Children

Visiting The Dentist
Your child's first dental visit should be when the first tooth erupts, or by age 1.  Before the first checkup, a "practice" visit can be arranged to help your child get use to the dental office.  A checkup and cleaning is then needed about twice a year.

Lets Talk About Brushing
Food and bacteria form a sticky substance on teeth called plaque.  Bacteria in the plaque make acid that eats away the tooth's enamel (hard coating).  This causes tooth decay.  Brushing keeps plaque from forming.  Begin cleaning your baby's teeth and gums as soon as the first tooth appears.  At firs, use water and a piece of cotton gauze.  As more teeth come in, use a small toothbrush and a pea-sized amount of fluoride toothpaste.  When the child is old enough to brush on his or her own, watch to be sure it's done right.

Teeth
A child's first teeth are called primary (baby) teeth.  These teeth start to erupt (come in) between 4 and 18 months of age.  In most children, all baby teeth are in place by age 3.  At age 6 or 7, baby teeth begin to fall out.  They are replaced by permanent (adult) teeth.  Most adult teeth are in place by the time the child is in his or her early teens.


Coping With Teething
The time when the baby teeth are coming in is called teething.  During teething, your baby may be grouchy.  He or she may drool more than usual and may chew on things to help feel better.  Cold teething rings, pacifiers, and numbing creams can help make teething easier for your baby.

Tooth Decay
Never let your child sleep with a bottle.  Bottle liquids (even mild) that sit in the mouth can quickly cause tooth decay.  Don't let your child drink or snack with out brushing afterward.

Thumb Sucking and Pacifiers
Sucking on a thumb or pacifier is common and normal for a baby.  But if either habit continues past age 3 or 4, it may lead to tooth or jaw problem.  If your child uses a pacifier, an orthopedic pacifier is best for teeth and jaws.
 

When To Call The Dentist
Starting around age 1, your child should have regular dental checkups every 6 months.
Consult with your dentist if baby or adult teeth are crooked or fail to come in.

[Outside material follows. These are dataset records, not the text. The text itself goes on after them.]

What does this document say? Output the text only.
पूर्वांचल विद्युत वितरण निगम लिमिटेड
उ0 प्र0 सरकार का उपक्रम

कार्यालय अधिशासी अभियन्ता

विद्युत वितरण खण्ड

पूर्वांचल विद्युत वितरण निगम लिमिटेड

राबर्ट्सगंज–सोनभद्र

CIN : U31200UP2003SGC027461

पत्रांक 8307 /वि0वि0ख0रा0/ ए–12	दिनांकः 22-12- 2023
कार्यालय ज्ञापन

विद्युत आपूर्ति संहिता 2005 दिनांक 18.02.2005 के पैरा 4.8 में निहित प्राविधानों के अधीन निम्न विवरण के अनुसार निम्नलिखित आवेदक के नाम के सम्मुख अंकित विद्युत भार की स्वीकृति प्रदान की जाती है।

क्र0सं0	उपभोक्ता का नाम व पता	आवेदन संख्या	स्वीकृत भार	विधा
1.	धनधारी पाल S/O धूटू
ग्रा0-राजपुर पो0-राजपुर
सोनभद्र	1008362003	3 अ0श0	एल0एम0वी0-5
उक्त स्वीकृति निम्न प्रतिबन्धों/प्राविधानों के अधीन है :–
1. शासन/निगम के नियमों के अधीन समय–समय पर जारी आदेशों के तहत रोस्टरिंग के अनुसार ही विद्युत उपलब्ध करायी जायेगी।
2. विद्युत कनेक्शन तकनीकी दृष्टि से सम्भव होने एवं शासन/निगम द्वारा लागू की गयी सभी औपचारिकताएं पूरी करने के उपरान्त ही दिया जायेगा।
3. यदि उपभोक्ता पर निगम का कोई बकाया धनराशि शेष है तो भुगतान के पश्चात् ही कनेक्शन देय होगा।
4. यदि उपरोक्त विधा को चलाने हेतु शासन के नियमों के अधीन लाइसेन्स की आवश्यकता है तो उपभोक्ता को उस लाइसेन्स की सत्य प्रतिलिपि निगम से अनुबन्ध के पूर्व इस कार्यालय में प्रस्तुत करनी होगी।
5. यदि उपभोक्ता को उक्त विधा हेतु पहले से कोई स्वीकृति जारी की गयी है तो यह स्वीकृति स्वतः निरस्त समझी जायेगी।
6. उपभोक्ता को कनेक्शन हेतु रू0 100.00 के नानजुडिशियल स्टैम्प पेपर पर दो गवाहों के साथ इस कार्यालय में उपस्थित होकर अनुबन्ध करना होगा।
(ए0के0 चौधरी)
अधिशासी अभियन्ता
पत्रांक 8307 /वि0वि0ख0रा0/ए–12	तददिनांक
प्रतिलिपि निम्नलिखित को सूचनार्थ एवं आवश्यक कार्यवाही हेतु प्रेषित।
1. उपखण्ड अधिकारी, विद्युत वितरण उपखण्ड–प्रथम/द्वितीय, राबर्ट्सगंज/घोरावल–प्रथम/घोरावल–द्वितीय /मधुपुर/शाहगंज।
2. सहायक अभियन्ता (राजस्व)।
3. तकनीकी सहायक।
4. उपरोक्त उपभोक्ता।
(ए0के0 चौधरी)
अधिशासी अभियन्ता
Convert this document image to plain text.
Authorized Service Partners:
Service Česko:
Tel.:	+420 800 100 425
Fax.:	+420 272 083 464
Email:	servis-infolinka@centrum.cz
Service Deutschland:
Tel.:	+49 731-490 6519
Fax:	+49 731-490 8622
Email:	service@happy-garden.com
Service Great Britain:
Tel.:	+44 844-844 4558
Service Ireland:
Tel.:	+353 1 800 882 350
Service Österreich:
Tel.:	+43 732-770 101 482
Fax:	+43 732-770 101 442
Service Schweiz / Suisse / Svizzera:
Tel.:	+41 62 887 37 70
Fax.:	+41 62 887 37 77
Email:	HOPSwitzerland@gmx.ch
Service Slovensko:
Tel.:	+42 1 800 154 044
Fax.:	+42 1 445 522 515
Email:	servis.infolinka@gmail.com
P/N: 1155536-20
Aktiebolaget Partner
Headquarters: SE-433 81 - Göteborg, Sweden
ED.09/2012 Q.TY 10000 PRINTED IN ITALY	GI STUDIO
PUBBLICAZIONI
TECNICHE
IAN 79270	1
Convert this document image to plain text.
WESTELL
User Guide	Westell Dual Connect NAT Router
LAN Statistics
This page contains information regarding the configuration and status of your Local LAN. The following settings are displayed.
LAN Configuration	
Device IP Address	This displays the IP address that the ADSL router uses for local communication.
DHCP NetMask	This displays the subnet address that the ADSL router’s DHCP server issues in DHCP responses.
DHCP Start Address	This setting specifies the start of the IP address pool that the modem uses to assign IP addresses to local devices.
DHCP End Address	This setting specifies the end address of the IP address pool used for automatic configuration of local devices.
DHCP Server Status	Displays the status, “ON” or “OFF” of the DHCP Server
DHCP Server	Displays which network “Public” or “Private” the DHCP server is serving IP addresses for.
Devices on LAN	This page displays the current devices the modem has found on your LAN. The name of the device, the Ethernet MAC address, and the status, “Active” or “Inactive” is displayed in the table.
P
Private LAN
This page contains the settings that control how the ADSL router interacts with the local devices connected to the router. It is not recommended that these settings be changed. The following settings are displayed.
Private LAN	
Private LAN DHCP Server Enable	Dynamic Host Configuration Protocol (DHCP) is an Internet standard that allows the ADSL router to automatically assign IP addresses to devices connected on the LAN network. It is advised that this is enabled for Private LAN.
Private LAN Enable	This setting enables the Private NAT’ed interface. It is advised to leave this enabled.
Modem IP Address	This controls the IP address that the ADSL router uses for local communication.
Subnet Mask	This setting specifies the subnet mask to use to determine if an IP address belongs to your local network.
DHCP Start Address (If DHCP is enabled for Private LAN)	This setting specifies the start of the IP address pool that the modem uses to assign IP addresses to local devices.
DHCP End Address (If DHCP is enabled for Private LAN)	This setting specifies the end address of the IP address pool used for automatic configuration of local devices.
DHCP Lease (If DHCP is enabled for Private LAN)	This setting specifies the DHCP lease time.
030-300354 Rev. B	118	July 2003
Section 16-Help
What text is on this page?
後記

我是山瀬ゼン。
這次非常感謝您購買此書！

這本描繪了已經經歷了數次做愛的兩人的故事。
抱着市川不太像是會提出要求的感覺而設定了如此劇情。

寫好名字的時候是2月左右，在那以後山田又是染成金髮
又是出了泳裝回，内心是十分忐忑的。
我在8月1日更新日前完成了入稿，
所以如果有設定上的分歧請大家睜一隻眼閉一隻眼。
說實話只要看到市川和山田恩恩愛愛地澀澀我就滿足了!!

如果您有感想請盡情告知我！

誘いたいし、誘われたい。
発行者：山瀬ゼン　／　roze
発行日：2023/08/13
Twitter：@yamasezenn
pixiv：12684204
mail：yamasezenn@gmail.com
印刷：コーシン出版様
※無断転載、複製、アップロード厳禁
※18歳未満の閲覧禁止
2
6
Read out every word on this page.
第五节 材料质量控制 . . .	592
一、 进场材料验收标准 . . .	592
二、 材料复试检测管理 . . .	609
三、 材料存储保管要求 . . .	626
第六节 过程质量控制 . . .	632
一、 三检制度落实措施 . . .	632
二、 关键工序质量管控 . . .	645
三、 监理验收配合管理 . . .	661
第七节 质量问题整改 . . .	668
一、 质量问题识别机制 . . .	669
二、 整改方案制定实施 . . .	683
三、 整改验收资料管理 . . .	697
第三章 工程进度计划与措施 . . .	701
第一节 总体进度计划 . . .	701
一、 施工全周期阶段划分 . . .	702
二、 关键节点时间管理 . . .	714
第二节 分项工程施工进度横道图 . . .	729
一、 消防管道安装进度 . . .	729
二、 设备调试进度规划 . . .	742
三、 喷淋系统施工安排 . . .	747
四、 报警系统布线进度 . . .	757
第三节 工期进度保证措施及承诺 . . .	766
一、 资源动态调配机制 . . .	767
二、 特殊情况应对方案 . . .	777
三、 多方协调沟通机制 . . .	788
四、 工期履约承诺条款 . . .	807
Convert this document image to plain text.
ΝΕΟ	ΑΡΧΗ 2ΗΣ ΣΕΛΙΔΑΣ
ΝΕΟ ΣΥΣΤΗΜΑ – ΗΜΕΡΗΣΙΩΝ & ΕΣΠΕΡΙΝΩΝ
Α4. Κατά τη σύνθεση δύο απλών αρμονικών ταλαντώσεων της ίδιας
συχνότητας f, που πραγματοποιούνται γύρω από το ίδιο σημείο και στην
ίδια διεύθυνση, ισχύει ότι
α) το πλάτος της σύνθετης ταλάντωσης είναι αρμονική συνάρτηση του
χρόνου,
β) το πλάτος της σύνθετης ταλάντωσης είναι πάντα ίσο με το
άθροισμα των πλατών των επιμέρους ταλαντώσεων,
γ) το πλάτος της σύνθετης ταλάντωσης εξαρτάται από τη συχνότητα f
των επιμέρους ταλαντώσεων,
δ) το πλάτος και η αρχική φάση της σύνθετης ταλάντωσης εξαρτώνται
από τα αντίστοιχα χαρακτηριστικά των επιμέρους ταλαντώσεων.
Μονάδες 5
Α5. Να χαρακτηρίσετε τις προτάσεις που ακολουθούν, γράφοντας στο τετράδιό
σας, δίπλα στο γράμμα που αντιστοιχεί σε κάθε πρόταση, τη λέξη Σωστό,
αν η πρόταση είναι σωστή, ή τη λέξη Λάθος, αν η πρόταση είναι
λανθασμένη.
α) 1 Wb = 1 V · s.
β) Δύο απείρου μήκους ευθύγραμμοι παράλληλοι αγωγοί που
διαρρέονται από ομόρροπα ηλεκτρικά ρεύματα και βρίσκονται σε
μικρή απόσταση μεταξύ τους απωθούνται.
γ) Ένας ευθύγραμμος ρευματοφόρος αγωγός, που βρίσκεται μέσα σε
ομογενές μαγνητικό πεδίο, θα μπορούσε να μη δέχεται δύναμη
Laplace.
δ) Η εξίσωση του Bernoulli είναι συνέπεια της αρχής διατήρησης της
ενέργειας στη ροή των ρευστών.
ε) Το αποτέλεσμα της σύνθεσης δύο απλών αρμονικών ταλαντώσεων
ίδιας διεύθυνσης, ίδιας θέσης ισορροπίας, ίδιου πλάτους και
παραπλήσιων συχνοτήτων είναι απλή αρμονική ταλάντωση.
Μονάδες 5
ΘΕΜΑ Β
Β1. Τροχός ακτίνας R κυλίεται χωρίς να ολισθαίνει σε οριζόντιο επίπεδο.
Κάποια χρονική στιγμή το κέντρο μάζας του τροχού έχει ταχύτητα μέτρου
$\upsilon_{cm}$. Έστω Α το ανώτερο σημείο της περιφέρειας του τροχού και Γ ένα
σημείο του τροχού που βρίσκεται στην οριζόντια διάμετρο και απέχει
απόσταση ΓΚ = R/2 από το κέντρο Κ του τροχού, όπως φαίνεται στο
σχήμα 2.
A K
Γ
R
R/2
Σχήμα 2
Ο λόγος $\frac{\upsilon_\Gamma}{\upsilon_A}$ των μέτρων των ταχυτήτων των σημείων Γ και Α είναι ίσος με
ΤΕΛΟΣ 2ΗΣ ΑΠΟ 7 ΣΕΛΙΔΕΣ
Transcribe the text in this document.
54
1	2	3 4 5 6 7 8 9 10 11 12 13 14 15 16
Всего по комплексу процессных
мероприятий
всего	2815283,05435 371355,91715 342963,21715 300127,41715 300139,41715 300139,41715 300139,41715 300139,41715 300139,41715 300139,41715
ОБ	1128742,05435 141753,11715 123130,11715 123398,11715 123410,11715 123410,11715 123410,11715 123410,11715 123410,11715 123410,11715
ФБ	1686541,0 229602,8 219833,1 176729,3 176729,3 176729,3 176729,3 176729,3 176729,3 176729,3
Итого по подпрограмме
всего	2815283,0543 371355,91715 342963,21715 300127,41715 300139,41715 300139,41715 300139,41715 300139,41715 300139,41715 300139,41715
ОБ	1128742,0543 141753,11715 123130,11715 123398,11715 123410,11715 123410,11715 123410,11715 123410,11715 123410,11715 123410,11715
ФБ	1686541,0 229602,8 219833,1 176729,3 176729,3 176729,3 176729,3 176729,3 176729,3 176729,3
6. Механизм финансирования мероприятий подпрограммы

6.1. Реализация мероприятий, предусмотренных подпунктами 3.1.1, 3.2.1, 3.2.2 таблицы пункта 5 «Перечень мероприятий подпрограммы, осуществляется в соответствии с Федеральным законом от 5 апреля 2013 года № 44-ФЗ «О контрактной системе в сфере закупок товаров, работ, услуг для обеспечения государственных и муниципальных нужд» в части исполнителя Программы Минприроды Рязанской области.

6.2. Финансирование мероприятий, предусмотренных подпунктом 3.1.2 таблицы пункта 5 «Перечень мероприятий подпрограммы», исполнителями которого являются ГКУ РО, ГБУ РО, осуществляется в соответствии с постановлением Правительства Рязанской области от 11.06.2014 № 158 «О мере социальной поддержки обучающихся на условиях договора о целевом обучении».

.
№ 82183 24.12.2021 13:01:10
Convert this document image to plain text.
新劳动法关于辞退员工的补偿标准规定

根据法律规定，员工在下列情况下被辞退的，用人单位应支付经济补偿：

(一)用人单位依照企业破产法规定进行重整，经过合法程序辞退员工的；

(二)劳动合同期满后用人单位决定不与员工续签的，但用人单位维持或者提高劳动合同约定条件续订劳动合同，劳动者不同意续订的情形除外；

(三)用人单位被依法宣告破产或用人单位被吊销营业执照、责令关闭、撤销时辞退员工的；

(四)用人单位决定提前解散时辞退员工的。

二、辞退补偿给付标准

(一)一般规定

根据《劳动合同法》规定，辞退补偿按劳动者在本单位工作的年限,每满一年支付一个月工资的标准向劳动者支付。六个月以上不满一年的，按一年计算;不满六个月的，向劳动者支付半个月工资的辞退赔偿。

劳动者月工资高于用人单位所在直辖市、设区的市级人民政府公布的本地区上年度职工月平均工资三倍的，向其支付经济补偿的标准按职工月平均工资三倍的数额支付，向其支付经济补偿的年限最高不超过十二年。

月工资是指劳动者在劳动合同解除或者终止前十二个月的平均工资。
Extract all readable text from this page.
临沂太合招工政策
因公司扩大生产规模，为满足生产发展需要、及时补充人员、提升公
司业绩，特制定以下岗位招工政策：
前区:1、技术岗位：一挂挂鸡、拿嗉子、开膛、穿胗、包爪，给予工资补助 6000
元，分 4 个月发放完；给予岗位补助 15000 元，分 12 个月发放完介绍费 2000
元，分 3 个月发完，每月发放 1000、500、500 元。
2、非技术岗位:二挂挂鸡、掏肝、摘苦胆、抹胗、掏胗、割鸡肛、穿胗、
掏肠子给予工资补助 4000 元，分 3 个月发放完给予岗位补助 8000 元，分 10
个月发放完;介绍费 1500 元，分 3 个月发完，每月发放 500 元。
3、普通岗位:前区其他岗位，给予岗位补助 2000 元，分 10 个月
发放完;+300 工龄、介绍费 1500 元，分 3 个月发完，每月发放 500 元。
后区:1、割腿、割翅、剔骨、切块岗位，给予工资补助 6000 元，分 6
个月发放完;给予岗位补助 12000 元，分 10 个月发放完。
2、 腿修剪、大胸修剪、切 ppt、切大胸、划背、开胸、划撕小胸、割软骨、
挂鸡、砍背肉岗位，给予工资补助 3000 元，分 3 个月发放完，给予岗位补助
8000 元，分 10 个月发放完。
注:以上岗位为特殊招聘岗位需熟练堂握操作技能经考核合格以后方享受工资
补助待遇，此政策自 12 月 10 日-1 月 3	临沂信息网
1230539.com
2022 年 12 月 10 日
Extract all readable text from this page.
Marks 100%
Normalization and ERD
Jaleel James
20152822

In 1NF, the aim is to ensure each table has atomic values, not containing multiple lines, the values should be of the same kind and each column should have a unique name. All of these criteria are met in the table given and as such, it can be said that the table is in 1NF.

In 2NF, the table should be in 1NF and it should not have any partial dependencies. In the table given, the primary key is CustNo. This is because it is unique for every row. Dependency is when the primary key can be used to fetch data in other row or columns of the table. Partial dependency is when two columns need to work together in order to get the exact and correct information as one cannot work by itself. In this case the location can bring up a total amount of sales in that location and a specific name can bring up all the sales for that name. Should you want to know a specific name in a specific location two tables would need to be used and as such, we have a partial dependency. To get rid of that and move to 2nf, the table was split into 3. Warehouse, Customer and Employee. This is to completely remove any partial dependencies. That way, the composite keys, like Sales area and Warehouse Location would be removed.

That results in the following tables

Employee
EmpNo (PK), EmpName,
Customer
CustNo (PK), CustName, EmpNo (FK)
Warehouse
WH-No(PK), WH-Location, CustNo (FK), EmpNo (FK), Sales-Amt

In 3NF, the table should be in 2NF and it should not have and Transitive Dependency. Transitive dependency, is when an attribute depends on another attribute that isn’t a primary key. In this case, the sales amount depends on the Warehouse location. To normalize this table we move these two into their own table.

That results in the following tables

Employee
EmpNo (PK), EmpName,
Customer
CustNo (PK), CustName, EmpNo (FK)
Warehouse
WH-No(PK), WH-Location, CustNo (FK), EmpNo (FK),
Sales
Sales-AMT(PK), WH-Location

Call the dentist if you notice brown or black spots on your child's teeth
If an adult tooth is loose, call your dentist.  If a tooth is knocked out, get emergency dental car.  Don't wash the tooth.  Put it in milk until it can be put back in place.

What About Fluoride?
Fluoride makes tooth enamel stronger.  This helps prevent cavities.  Find out if your community's water has fluoride added to it.  If not ask your dentist whether your child should be given fluoride supplements.  Your dentist may also apply fluoride supplements.  Your dentist may also apply fluoride to your child's adult teeth at regular checkups.


Don't Forget Flossing
​Flossing removes bacteria and plaque from between the teeth and under the gums.  Floss your child's teeth daily.  When the child is old enough, a floss holder can help him or her floss.


Sealants
Sealants are safe, painless, and low-cost way to help protect your child's back teeth from decay. A thin plastic coating is bonded to the chewing surfaces of the molars and premolars.  The sealant forms a hard shield that keeps food and bacteria from getting into the tiny grooves of teeth.